Everything else is simple and crisp. This interpreter was 35x slower than CPython 3.10, 80x slower than Lua 5.4.7, and 23x slower than QuickJS-ng 0.14.0. Let's see how far we can get by implementing a bunch of optimizations! Optimization #1: Directly Call Operators The first optimization is to have the parser generate distinct AST nodes for each operator as opposed to using the DotCall node with the name of the operator. In Zef, this: a + b Is identical to this: a.add(b) So, the original interpreter would parse a + b to DotCall(a, "add") with b as an argument. That lead to slow execution since every since math operation involved a string lookup of the operator's method name: DotCall would pass the string to Value::callMethod. Value::callMethod would cascade through multiple string comparisons. With this optimization, we have the parser create Binary<> and Unary<> nodes. With the help of some template and lambda magic, these nodes have separate virtual overrides for Node::evaluate per operator. These call directly into the corresponding Value fast paths for those operators. Hence, doing a + b now results in a call to Binary<lambda for add>::evaluate, which then calls Value::add. This change is a 17.5% speed-up. At this point, Zef is 30x slower than CPython 3.10, 67x slower than Lua 5.4.7, and 19x slower than QuickJS-ng 0.14.0. Optimization #2: Directly Call RMWs (Read Modify Write Operators) In the previous optimization, we made operators fast by avoiding string comparison based dispatch. But that change didn't affect all operators! The RMW forms of those operators, like: a += b still used string based dispatch. So, the second optimization is to have the parser generate distinct nodes for each of the RMW cases.

§7 Human · 0%

What's happening here is that the parser requests LValue nodes to replace themselves with an RMW via the makeRMW virtual call: Get - corresponds to getting a variable, i.e. just id Dot - corresponds to expr.id Subscript - corresponds to subscript, i.e. expr[index] Each of these virtual calls use the SPECIALIZE_NEW_RMW macro to create template specialized forms of: SetRMW - corresponds to id += value DotSetRMW - corresponds to expr.id += value SubscriptRMW - corresponds to expr[index] += value Note that while the rest of the operator specialization (from change #1) uses lambdas to dispatch to the appropriate operator function Value, for RMWs we use an enumeration. This is a practical choice because of the number of places we have to thread the enum through to handle the fact that we may arrive at an RMW three different ways (get, dot, and subscript). All of this magic then bottoms out in the Value::callRMW<> template function, which dispatches the actual RMW operator call. This change is a 3.7% speed-up. At this point, Zef is 29x slower than CPython 3.10, 65x slower than Lua 5.4.7, and 18.5x slower than QuickJS-ng 0.14.0. We're now 1.22x faster than where we started. Optimization #3: Avoid IntObject Checks The Value fast paths have a small problem: they use isInt(), which uses isIntSlow(), which does a virtual call to Object::isInt() to check if we're really dealing with an int. This is happening because the Zef value representation in the original interpreter had four distinct cases: A tagged int32 value. A tagged double value.
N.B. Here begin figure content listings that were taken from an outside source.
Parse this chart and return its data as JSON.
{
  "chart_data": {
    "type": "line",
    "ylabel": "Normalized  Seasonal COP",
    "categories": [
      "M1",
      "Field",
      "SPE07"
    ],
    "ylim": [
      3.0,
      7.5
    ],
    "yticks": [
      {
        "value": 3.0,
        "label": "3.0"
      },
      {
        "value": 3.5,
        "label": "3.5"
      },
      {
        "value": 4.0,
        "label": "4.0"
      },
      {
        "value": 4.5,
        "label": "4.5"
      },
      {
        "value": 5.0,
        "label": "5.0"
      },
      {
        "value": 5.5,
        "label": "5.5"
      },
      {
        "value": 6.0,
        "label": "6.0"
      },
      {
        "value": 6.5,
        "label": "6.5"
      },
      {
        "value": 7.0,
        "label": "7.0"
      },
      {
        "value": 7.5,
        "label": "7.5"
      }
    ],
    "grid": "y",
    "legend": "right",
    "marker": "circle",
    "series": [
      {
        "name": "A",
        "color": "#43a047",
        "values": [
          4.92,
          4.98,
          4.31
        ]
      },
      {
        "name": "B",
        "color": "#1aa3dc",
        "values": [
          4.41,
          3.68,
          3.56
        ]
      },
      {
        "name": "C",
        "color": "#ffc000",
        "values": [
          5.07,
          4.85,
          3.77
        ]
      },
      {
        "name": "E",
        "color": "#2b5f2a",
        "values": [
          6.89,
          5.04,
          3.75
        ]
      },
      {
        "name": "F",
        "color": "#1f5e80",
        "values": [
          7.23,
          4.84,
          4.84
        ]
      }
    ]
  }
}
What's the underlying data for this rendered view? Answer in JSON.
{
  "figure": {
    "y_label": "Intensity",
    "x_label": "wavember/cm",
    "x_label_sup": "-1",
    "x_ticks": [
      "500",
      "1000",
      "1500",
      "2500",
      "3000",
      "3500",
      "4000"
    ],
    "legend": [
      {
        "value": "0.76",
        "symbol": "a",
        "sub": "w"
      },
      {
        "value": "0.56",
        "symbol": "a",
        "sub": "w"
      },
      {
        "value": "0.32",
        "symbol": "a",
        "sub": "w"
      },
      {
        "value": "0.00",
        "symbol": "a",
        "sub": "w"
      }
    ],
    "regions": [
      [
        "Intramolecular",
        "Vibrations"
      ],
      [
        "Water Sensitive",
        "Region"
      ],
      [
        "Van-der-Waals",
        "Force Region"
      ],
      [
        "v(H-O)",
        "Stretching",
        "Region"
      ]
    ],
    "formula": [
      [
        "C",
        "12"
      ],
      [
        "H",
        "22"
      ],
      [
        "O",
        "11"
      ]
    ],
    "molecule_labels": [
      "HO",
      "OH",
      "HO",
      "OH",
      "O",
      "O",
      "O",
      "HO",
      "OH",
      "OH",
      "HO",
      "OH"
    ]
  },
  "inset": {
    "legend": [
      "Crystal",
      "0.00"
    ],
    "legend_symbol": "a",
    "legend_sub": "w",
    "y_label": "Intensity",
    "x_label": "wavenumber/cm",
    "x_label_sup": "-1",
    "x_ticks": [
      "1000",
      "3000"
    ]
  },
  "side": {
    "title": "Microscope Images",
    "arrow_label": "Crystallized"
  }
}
An IntObject for int64's that cannot be represented as int32's. All other objects. In the IntObject case, Value still drove the dispatch for all integer methods, since that allowed the interpreter to just have one implementation of all math operators (and that implementation was alwayts in Value). This simple optimization causes Value fast paths to only consider int32 and double, and puts all IntObject handling in IntObject itself. Additionally, this change avoids the isInt() call on every method dispatch. This is a 1% speed-up.